According to court documents, Armstrong’s longtime agent and business partner Bill Stapleton and Barton Knaggs were dismissed from the case after agreeing to pay Landis a settlement of $158,000.00.
The agreement was part of a deal with Landis, who sued them and Armstrong on behalf of the United States government in 2010. Their dismissal now clears the way for Landis and the federal government to go after Armstrong alone in the upcoming trial in Washington, D.C.
“Suffice it say, the settlement was reasonable under all the circumstances,” Landis’ attorney, Paul Scott said. “It allows us to focus our efforts and attention now on the upcoming trial of the central responsible party in the case.”
In exchange for being dismissed from the case, Stapleton, Knaggs and their company, Capital Sports & Entertainment, will pay $68,000 to the federal government and $90,000 to the law firm of Scott.
While the settlement streamlines the case, the figure is but a fraction compared to a previous settlement Landis had reached with Stapleton and Knaggs back in 2014, wherein both defendants agreed to pay $500,000 to the federal government and $100,000 to Scott’s law firm in exchange for being dismissed from the suit.
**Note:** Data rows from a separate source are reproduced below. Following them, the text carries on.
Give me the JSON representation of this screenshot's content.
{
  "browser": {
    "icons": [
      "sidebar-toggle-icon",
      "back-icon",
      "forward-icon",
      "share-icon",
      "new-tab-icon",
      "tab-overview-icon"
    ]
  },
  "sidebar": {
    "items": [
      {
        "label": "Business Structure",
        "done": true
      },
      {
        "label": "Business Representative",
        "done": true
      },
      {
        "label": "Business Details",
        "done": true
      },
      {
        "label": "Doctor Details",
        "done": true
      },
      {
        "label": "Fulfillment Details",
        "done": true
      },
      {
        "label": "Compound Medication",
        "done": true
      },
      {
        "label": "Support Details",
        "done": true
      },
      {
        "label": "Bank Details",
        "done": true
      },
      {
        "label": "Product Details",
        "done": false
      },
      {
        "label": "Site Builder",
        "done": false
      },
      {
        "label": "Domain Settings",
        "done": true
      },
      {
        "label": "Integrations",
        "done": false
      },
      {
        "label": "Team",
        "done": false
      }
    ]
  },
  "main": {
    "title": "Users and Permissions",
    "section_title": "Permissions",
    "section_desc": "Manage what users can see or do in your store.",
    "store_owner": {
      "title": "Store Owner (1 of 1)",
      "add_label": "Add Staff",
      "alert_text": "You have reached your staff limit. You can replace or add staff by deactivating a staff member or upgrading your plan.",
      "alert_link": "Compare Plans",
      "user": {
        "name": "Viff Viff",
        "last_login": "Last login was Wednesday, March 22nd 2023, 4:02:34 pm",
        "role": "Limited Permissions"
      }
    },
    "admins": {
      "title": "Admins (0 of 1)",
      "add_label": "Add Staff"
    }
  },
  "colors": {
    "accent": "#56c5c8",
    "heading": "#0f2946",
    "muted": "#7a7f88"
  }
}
But that settlement was ultimately rejected by Judge Cooper in 2015 because the federal government objected to it, apparently in an effort to get more information out of Stapleton and Knaggs before trial.
This time, the federal government approved of the settlement, and Cooper has dismissed Stapleton, Knaggs and Capital Sports & Entertainment, the company they owned in Austin, Texas.
“My clients are pleased to be out of the case,” said Marc Harris, an attorney in Los Angeles who represented Stapleton and Knaggs. “It has been a very long road for them. Even with several rulings in our favor that continually whittled down the case against them, the government withheld its consent to have them dismissed from the case. We are gratified that we have finally resolved the matter.”
The U.S. Justice Department declined comment on the settlement through a spokeswoman.
The government is suing Armstrong on behalf of the Postal Service, alleging that Armstrong’s cycling team violated its sponsorship contract with the Postal Service by using performance-enhancing drugs and blood transfusions to cheat in races. It argues the Postal Service would not have paid the cycling team if it had known about the doping and says that Armstrong concealed the violations to keep getting paid, effectively causing false claims to be submitted to the government.
Stapleton and Knaggs owned Capital Sports & Entertainment and were accused by Landis of conspiring with Armstrong to have false claims submitted to the Postal Service for payment.
After more than a decade of denials, Armstrong confessed to doping in 2013, shortly before the government joined Landis’ case. After years of lying about it himself, Landis also confessed to doping and was a teammate of Armstrong’s on the same Postal Service team. Now both are enemies on opposite sides of this case. As the official whistleblower in this case, Landis stands to get up to 25% of the damages if the case succeeds.
Unlike Landis, the government did not name Stapleton and Knaggs as defendants in its separate but parallel complaint against Armstrong in 2013. Judge Cooper still ruled the government had veto power over any proposed settlement in the joint case. The government consented to Landis’ settlement with Stapleton and Knaggs on Monday.
In his defense, Armstrong’s attorneys have not disputed the doping but say the Postal Service didn’t suffer damages from it and instead profited from the sponsorship while Armstrong was wearing the USPS jersey at the height of his fame and success.